Ce qui n'était rien d'autre que l'horrible vérité. Bennett avait traîné Joey de force au beau milieu de son joyeux chaos. Elle resta un long moment silencieuse, pressentant la suite, la chute, leur chute.

« Je quitte Somerville. »

Elle n'entendit plus rien, après ça. Avait-il mentionné un pensionnat ? En Suisse. Non, en Angleterre. Non, non, en Suisse. Ou en Allemagne ?

« Il faudra que tu m'écrives, d'accord ? Des lettres, je veux dire, parce que c'est strict, comme endroit, les téléphones y sont interdits, les ordinateurs aussi. Mais je te donnerai mon adresse. »

Il posa une question sur Danny. Danny était-il mort ? Non, ce n'était pas ça, ce n'était pas ce qu'il avait demandé. Danny n'était pas mort. Danny allait même très bien. Le médecin lui avait ordonné de se ménager, le temps qu'il faudrait à ses trois côtes cassées de se réparer, mais il riait toujours autant, et il s'était excusé auprès de sa nièce. Il l'avait même félicitée. Félicitée pour quoi ? Joey était en train de mourir. Joey mourait par sa faute. Il n'y avait aucune raison de la féliciter.

« Et je voulais te confier ça, annonça-t-il en lui tendant sa planche de skateboard. Je ne vais plus en avoir besoin avant un moment, j'aimerais que tu la gardes. »

Et qu'elle pense à lui en l'apercevant tous les matins. Qu'elle pense à lui et que tout en elle se déchire.

« Tu peux t'en servir mais je te préviens, ne la casse pas. Ma mère me laisse emporter ma batte de baseball avec moi, mais c'est tout. Bennett ? » Elle ne le regardait plus, mais il insista et elle leva les yeux vers lui. « Bennett, ne fais pas cette tête, je suis ravi de m'éloigner de mes parents, tu sais, ça me fera presque des vacances. »

Il osa un sourire et elle voulut le secouer pour le faire disparaître ; le sourire, les souvenirs, tout.

« Peut-être que c'est toi qui avais raison, poursuivait Joey, et que j'avais bel et bien fait quelque chose, un jour, qui méritait que je me rachète auprès de toi.

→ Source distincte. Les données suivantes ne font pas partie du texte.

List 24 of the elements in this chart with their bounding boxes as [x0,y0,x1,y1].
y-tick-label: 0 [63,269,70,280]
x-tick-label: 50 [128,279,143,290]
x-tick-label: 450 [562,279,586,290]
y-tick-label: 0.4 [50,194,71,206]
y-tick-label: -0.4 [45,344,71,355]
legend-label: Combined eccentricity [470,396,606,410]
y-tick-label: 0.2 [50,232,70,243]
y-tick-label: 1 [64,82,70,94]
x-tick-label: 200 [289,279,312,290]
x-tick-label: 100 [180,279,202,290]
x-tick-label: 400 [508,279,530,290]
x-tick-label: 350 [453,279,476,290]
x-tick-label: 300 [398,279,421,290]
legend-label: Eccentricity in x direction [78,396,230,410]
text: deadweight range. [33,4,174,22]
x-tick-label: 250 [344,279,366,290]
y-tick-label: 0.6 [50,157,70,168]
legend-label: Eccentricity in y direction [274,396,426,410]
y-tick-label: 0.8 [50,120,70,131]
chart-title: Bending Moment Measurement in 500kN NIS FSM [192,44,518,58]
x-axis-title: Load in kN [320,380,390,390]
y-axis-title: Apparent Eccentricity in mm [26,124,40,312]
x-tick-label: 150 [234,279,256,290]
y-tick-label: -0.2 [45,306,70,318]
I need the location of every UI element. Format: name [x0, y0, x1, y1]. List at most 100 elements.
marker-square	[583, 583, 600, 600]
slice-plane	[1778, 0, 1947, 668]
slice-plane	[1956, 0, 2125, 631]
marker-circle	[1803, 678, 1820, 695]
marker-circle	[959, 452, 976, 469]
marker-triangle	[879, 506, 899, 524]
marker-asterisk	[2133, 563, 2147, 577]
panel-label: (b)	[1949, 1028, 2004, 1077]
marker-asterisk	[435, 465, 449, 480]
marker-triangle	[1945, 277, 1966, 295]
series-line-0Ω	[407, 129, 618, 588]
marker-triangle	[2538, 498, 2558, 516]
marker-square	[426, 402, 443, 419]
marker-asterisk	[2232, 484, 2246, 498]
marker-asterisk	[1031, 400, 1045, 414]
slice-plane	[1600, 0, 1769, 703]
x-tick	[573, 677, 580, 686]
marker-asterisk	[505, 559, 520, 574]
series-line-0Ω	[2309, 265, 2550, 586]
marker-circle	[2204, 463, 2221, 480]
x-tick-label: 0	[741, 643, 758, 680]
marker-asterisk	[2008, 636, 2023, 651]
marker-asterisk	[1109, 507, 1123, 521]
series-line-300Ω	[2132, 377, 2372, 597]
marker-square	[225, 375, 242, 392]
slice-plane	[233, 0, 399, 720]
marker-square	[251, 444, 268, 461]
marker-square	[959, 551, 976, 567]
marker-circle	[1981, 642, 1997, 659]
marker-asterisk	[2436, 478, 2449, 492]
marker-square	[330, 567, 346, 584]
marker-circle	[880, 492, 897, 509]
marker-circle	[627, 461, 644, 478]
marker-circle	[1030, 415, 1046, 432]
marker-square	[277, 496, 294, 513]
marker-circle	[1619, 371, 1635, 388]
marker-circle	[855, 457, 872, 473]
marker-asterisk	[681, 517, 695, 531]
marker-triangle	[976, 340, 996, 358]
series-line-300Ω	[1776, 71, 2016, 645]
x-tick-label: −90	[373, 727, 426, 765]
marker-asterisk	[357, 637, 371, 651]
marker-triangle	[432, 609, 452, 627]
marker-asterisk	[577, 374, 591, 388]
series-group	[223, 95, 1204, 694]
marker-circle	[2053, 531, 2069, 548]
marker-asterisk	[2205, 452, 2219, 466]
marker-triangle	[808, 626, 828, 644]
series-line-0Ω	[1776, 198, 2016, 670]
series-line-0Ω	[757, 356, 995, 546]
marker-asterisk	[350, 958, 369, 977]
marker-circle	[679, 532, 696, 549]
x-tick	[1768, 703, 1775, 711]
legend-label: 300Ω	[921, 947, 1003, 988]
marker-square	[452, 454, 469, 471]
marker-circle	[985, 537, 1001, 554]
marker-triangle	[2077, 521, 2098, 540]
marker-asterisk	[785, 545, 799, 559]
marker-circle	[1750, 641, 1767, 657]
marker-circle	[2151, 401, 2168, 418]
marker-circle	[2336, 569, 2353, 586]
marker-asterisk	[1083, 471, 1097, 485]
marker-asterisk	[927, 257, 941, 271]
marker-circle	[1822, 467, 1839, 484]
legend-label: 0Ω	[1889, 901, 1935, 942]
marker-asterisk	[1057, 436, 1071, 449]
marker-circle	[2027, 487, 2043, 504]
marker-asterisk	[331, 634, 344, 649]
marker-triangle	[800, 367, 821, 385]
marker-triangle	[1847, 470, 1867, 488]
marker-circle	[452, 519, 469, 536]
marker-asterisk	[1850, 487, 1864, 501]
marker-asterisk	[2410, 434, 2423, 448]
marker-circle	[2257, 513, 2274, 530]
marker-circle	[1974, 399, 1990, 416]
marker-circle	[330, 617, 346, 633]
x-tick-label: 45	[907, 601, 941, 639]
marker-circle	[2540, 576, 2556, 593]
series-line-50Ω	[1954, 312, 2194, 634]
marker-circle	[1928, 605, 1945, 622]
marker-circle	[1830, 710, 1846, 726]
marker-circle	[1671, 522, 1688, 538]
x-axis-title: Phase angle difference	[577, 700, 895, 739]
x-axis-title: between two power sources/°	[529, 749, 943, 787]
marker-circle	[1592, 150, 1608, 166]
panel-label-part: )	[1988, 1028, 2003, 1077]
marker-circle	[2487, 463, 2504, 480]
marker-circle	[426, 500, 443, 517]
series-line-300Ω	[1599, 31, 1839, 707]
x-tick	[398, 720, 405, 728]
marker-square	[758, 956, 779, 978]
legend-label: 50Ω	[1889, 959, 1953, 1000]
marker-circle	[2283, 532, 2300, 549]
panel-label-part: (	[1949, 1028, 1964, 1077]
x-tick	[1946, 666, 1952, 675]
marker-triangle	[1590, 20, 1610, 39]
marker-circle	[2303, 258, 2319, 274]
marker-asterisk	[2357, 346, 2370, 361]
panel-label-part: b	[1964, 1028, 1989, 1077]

En tout cas pendant deux secondes, c'est l'impression que ça m'a fait. Je crois que c'est aussi pour ça que je me suis dénoncé. Ne fais pas cette tête, je te dis. On finira bien par se revoir, il faut juste attendre... attendre que les planètes s'alignent de nouveau, c'est tout. »

Il attrapa sa main inerte et la positionna sur la planche en bois. Serra ses doigts à sa place pour qu'ils se referment sur l'objet. Il n'employaient que des mots d'adultes, qui n'avaient pas le moindre sens  – en auraient-ils un jour ? –, et qu'elle lui renvoyait en pleine figure, sans grâce, sans délicatesse, de peur qu'ils ne soient vrais, de peur qu'ils ne l'atteignent, de peur qu'ils ne résonnent encore, plus tard, trop tard, et l'empêchent de se relever. Lorsqu'elle aurait fini de sombrer.

Il fut si décontenancé par sa rage et sa froideur qu'il ne sut comment la quitter, après ça. Rouge et honteux, il prit acte, et sans un adieu supplémentaire, lui tourna le dos à tout jamais.

À tout jamais ?

À tout jamais.

Un air de musique parvenait doucement à ses oreilles. Elle ferma les yeux. Sentit soudain une pression sur ses épaules. Une main dans la sienne. Ils restèrent longtemps ainsi, tous les trois. Ted, Alyssa et elle. Debout sur le perron.

À fredonner ensemble le refrain le plus vieux du monde.